ELS LINGIER, STILISTE : ?Die peignoir van bobonne hing altijd op hetzelfde plekje tegen de badkamerdeur.”

?Ik heb wat spulletjes van mijn grootmoeder : haarkammen, een hoedje met een voile, een sjaaltje, enkele blouses, een porseleinen olifant en een prachtige asbak, stukken waar ik enorm aan gehecht ben, echte koesterdingen. Maar toen bobonne acht jaar geleden overleed en mij gevraagd werd of ik iets van haar wilde, wist ik het precies : haar peignoir. Ik heb haar er zelf nooit in gezien, maar hij hing altijd op hetzelfde plekje tegen haar badkamerdeur naast het toilet. Een concreet beeld in mijn hoofd. Die lampionnetjes erop fascineerden me als kind al. De stof is een zware, ruwe zijde van het merk Silver Silk. Er werden ooit extra verstevigingen op aangebracht, en toen ik hem kreeg, was de kamerjas in perfecte staat. Ondertussen hangt hij al in rags : de mouwen vallen er half uit, er zijn stukken in de kraag waar de stof helemaal op is, en elke keer als ik met mijn hiel weer eens in de getormenteerde zoom blijf hangen, krrrtjs… is er weer een stuk ontzoomd. Niet dat ik deze kamerjas per se wil verslijten, maar om een of andere mysterieuze reden kom ik er niet toe hem te verstellen. Dat gebeurt ooit nog wel, want ik wil hem niet verliezen. Voorlopig leidt die peignoir zijn eigen leven. Ik trek hem aan voor speciale gelegenheden of gewoon als ik er zin in heb, als ik me supergoed voel of op zondagmorgen bijvoorbeeld.

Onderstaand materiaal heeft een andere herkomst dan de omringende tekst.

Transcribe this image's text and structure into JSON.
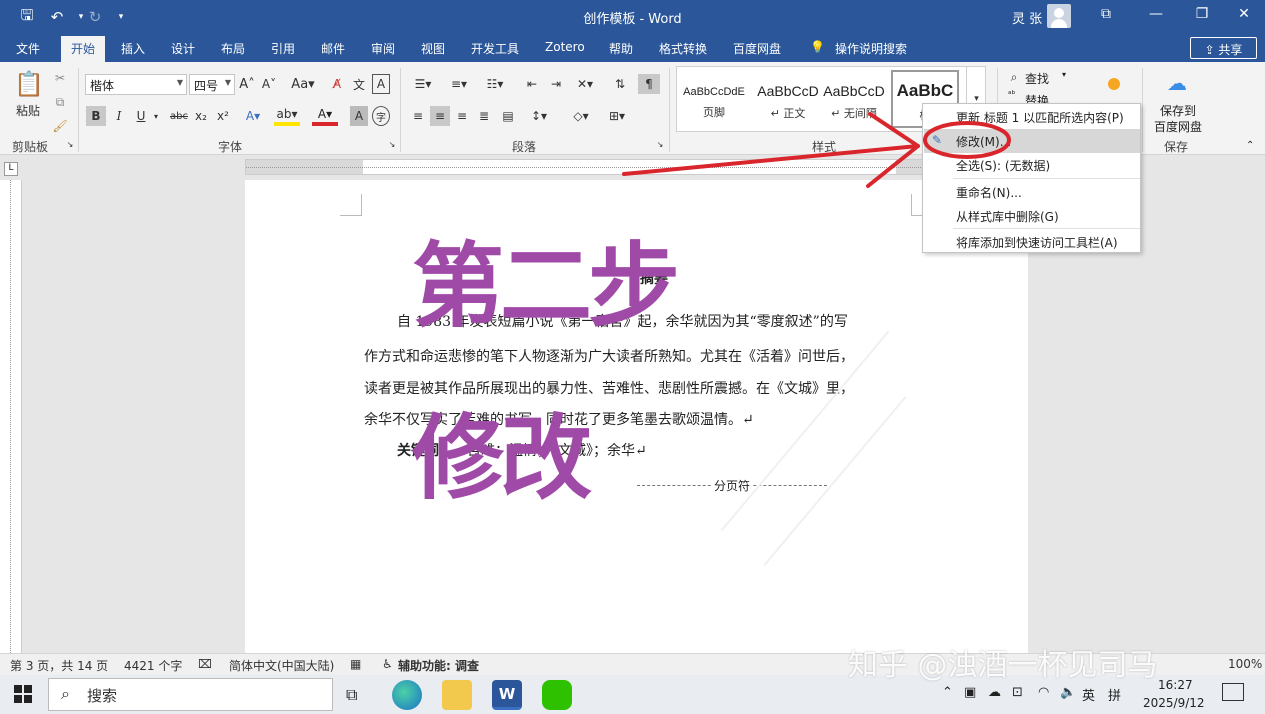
{
  "window": {
    "title": "创作模板  -  Word",
    "user": "灵 张",
    "share": "⇪ 共享"
  },
  "tabs": [
    "文件",
    "开始",
    "插入",
    "设计",
    "布局",
    "引用",
    "邮件",
    "审阅",
    "视图",
    "开发工具",
    "Zotero",
    "帮助",
    "格式转换",
    "百度网盘",
    "操作说明搜索"
  ],
  "ribbon": {
    "paste": "粘贴",
    "clipboard": "剪贴板",
    "font_name": "楷体",
    "font_size": "四号",
    "font_group": "字体",
    "paragraph_group": "段落",
    "styles_group": "样式",
    "styles": [
      {
        "sample": "AaBbCcDdE",
        "name": "页脚"
      },
      {
        "sample": "AaBbCcD",
        "name": "↵ 正文"
      },
      {
        "sample": "AaBbCcD",
        "name": "↵ 无间隔"
      },
      {
        "sample": "AaBbC",
        "name": "标"
      }
    ],
    "find": "查找",
    "replace": "替换",
    "save_baidu_line1": "保存到",
    "save_baidu_line2": "百度网盘",
    "save_group": "保存"
  },
  "context_menu": [
    "更新 标题 1 以匹配所选内容(P)",
    "修改(M)...",
    "全选(S): (无数据)",
    "重命名(N)...",
    "从样式库中删除(G)",
    "将库添加到快速访问工具栏(A)"
  ],
  "document": {
    "heading": "摘要",
    "lines": [
      "自 1983 年发表短篇小说《第一宿舍》起，余华就因为其“零度叙述”的写",
      "作方式和命运悲惨的笔下人物逐渐为广大读者所熟知。尤其在《活着》问世后，",
      "读者更是被其作品所展现出的暴力性、苦难性、悲剧性所震撼。在《文城》里，",
      "余华不仅写实了苦难的书写，同时花了更多笔墨去歌颂温情。↵"
    ],
    "keywords_label": "关键词：",
    "keywords": "苦难；温情；《文城》；余华↵",
    "page_break": "分页符"
  },
  "overlay": {
    "step": "第二步",
    "action": "修改"
  },
  "status": {
    "page": "第 3 页，共 14 页",
    "words": "4421 个字",
    "language": "简体中文(中国大陆)",
    "accessibility": "辅助功能: 调查",
    "zoom": "100%"
  },
  "taskbar": {
    "search": "搜索",
    "ime": "英",
    "time": "16:27",
    "date": "2025/9/12"
  },
  "watermark": "知乎 @浊酒一杯见司马",
  "colors": {
    "word_blue": "#2b579a",
    "annotation_red": "#d9262c",
    "overlay_purple": "#a04aa8"
  }
}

Bobonne heette Eugenie Van Daele. Op het einde van haar leven was ze een broos, kwetsbaar mensje, maar ze heeft wel drie zonen grootgebracht en was destijds de vrouw van de bestgekende mannenkleermaker van Oostende. Ik herinner mij die ruimtes vol oude balen stof waar ook voor mij jassen uit gemaakt werden. Mijn grootmoeder werkte zogezegd mee in de zaak, maar ze had daarin een veel belangrijker rol dan ooit werd toegegeven. Bobonne was een vrouw met karakter. Ze had een heel gezellig huis met een geweldige geur die mij altijd is bijgebleven. Haar vader was maître d’hotel. ’s Zomers werkte die in de Grand Hôtels in België, in de winter aan de Côte d’Azur in Nice. Rond de eeuwwisseling zat mijn grootmoeder op kostschool en tijdens de schoolvakanties ging ze dan met de koets naar haar ouders in Zuid-Frankrijk. Ik weet eigenlijk weinig van haar jeugd. Toen zij ouder begon te worden, was ik zo opgeslorpt door mijn eigen leventje, dat haar verleden me niet echt interesseerde. Nu zou ik haar honderden vragen willen stellen, maar het is te laat.

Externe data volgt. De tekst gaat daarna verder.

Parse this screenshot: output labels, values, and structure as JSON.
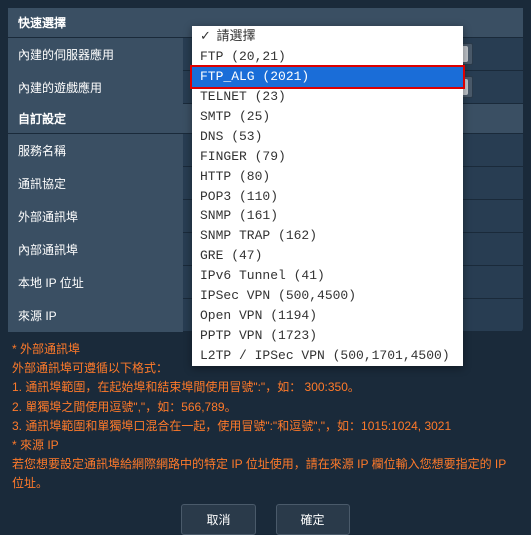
{
  "sections": {
    "quick": "快速選擇",
    "custom": "自訂設定"
  },
  "labels": {
    "server_app": "內建的伺服器應用",
    "game_app": "內建的遊戲應用",
    "service_name": "服務名稱",
    "protocol": "通訊協定",
    "external_port": "外部通訊埠",
    "internal_port": "內部通訊埠",
    "local_ip": "本地 IP 位址",
    "source_ip": "來源 IP"
  },
  "dropdown": {
    "items": [
      {
        "label": "請選擇",
        "checked": true
      },
      {
        "label": "FTP (20,21)"
      },
      {
        "label": "FTP_ALG (2021)",
        "selected": true
      },
      {
        "label": "TELNET (23)"
      },
      {
        "label": "SMTP (25)"
      },
      {
        "label": "DNS (53)"
      },
      {
        "label": "FINGER (79)"
      },
      {
        "label": "HTTP (80)"
      },
      {
        "label": "POP3 (110)"
      },
      {
        "label": "SNMP (161)"
      },
      {
        "label": "SNMP TRAP (162)"
      },
      {
        "label": "GRE (47)"
      },
      {
        "label": "IPv6 Tunnel (41)"
      },
      {
        "label": "IPSec VPN (500,4500)"
      },
      {
        "label": "Open VPN (1194)"
      },
      {
        "label": "PPTP VPN (1723)"
      },
      {
        "label": "L2TP / IPSec VPN (500,1701,4500)"
      }
    ]
  },
  "hints": {
    "ext_title": "* 外部通訊埠",
    "ext_sub": "外部通訊埠可遵循以下格式：",
    "h1": "1. 通訊埠範圍，在起始埠和結束埠間使用冒號\":\"，如： 300:350。",
    "h2": "2. 單獨埠之間使用逗號\",\"，如：566,789。",
    "h3": "3. 通訊埠範圍和單獨埠口混合在一起，使用冒號\":\"和逗號\",\"，如：1015:1024, 3021",
    "src_title": "* 來源 IP",
    "src_text": "若您想要設定通訊埠給網際網路中的特定 IP 位址使用，請在來源 IP 欄位輸入您想要指定的 IP 位址。"
  },
  "buttons": {
    "cancel": "取消",
    "ok": "確定"
  }
}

Een geweldig beeld dat ik van haar heb, is bobonnetje op het strand, volledig aangekleed, met elegante schoenen, onder een parasol op een stoel in het zand. Zo was ze. Ze had graag dat ik mijn vriendjes aan haar voorstelde, en als de jongen in kwestie haar niet aanstond, vergat ze meteen zijn naam. Ze vertikte het gewoon om die te onthouden. Zo was ze dus ook.

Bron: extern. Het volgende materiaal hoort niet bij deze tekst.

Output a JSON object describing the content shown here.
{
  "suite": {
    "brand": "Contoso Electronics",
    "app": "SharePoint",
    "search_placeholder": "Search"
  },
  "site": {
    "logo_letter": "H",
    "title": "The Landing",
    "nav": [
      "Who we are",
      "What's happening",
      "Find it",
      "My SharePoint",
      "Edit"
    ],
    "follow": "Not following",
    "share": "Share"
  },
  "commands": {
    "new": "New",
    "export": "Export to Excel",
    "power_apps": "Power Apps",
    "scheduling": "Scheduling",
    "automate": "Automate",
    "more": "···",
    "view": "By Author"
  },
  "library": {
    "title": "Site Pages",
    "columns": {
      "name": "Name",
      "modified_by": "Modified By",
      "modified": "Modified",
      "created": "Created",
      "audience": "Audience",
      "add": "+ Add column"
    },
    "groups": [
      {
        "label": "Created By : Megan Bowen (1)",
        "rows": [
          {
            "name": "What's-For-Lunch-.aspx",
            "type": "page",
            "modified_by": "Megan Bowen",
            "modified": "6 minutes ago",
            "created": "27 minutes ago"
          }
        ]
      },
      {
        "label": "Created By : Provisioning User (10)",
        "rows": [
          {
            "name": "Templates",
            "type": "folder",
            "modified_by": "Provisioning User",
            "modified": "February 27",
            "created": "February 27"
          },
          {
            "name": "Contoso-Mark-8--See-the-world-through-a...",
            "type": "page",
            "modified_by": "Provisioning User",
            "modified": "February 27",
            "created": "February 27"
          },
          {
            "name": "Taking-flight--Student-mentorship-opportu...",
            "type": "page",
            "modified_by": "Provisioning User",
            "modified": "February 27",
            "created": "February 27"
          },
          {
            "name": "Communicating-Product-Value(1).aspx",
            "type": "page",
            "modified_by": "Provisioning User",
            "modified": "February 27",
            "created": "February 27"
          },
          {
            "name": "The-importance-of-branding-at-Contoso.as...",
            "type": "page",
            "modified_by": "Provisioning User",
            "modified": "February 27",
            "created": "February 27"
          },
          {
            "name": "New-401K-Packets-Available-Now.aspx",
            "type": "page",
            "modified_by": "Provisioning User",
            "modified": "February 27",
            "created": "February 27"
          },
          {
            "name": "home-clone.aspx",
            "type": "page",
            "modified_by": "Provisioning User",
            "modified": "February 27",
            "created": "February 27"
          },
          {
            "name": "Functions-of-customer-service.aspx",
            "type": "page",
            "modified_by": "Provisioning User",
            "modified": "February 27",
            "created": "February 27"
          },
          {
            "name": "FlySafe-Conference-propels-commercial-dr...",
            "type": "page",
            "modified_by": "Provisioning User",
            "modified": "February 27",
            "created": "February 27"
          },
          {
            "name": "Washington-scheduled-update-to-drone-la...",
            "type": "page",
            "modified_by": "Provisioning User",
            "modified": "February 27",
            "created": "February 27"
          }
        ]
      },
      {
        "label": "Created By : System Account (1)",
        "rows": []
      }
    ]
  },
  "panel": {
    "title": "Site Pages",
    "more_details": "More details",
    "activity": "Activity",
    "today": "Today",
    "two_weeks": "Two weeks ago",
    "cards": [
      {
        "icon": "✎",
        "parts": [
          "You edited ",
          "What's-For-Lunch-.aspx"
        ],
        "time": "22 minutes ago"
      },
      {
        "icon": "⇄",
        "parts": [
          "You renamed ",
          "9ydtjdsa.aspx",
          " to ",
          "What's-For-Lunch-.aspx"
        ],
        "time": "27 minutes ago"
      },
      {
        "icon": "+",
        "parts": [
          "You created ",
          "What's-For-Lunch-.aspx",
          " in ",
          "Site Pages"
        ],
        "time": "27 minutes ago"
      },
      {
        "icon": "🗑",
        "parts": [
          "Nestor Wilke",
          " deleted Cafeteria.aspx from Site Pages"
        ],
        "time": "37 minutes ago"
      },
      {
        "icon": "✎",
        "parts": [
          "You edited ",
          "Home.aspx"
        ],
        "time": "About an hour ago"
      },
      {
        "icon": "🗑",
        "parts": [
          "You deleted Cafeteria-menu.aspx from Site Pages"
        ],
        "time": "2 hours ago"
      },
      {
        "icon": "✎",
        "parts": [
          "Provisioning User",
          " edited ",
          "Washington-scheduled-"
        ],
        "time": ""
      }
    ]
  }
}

Wat ik van haar heb meegekregen ? Die onafwendbare zorg voor interieur en kleren. En tafelgenoegens natuurlijk. De kunst van het ontvangen, de kunst van Bourgondische maaltijden : de gezonde volkskeuken met de geweldigste soepen en de beste wijn. Mijn vader heeft dat ook, dat genieten van de simpele dingen in het leven. Tijdens haar leven heeft bobonne geen druppel te veel gedronken, maar toen ze ouder werd, kreeg ze ineens de smaak van alcohol te pakken. Op familiefeesten moesten we de wijn ver bij haar vandaan zetten. Als we dan even niet opletten, nipte ze snel aan onze glazen. En ze kon ertegen hoor. Ik heb haar per ongeluk eens een vol glas Cointreau aangereikt, denkend dat het water was. Ze heeft het aan haar mond gezet en zonder verpinken uitgedronken. ‘Straf water’, meer zei ze niet.”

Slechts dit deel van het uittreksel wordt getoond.